The single most important factor in the current analysis is that the U.S. does not exist in a vacuum. The Q2 real growth quarterly rise in Eurozone GDP was a disappointment and further evidence that the ECB is still distant from its ultimate goal of normalizing rates and its balance sheet as the Fed started in 2015.
Likewise, China’s PMI and related reports that arrived July 31 revealed a distinct slowdown in China, the world’s second-largest economy. The global impact of these conjoined European and Chinese slowdowns over the year ahead is shown clearly in Chart 1 below:
This mash-up of divergent critical paths among the world’s major economic blocks is best summarized in this downbeat July 31, 2018 synopsis from Capital Economics, a traditionally bullish voice: “While global economic growth rebounded in Q2, it will probably slow again in the second half of this year and in 2019. The US will not be able to sustain annualized GDP growth of 4%, China’s economy is slowing steadily, and any pick-up in the euro-zone from a lackluster first half is likely to be modest.”

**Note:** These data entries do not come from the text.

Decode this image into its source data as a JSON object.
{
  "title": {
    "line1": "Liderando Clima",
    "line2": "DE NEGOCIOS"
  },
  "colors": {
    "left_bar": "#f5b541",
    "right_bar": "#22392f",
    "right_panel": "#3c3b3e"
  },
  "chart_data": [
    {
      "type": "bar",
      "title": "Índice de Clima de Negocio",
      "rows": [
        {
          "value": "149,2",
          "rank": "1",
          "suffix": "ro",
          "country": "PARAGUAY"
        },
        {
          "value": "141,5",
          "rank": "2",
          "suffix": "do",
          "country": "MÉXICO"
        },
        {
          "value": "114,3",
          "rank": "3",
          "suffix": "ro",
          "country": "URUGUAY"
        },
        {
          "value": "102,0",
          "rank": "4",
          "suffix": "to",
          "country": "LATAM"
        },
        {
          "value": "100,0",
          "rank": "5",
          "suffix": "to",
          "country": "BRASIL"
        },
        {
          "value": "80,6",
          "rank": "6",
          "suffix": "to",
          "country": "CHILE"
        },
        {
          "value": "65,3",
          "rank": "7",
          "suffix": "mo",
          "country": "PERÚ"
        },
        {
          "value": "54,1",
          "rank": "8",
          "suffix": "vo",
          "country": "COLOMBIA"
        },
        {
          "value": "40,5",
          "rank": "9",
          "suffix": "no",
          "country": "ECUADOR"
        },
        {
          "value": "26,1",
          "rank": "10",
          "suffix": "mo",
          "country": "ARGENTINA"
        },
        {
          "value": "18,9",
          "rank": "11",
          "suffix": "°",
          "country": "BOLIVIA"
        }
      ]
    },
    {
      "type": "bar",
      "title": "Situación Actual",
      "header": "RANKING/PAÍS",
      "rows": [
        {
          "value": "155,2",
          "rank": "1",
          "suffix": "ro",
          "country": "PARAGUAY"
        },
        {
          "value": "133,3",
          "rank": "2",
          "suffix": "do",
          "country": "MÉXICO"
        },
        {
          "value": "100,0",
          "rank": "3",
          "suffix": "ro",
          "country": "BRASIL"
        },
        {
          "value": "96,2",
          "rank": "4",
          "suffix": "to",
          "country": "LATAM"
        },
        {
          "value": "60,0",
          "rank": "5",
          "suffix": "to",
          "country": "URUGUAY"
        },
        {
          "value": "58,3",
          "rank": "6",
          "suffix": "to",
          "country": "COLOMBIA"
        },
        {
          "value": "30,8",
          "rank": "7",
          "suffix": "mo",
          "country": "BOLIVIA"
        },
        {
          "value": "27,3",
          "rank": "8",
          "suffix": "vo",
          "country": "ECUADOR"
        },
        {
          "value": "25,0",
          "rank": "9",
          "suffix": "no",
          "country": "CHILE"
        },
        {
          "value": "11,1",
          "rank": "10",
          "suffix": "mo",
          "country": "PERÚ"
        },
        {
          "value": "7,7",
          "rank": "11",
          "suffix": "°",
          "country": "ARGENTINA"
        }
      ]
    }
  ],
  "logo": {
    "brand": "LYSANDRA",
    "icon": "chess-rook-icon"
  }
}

Meanwhile, policy organs of the U.S. other than the Fed are already joining forces to box-in the Chinese trading threat. A new announcement by the U.S., Australia, and Japan is clearly meant as a robust source of capital to counter the Chinese Belt and Road Initiative (BNR). This counter-BNR investment vehicle is of great geopolitical significance, but it will be financed by more government debt, which is already producing headwinds for indigenous growth in those three leading economies.
The Fed may be the last major body to see this data for what it is, but their realization won’t take forever. Toward the end of the third calendar quarter, the full extent of a global slowdown will be apparent even to the U.S. central bank. The Fed’s response will be to pause their rate hike path either in September (if the data becomes clear by then) or certainly December.
The Fed has the worst economic forecasting record of any major institution, with the IMF running a close second. The Fed’s latest forecast, issued last week, is that the U.S. economy is “strong” and that the Fed is on track for another rate hike in September as planned. But the Fed ignores the negative impact of trade wars, currency wars, stagnant wages and a host of other important data. Leave aside the fact that the Fed has never forecast a recession in its 105-year institutional history. What’s unfolding is a slow-motion train-wreck in which weak forecasting and over tightening by the Fed are about to collide with a weak U.S. economy and lead to a recession.”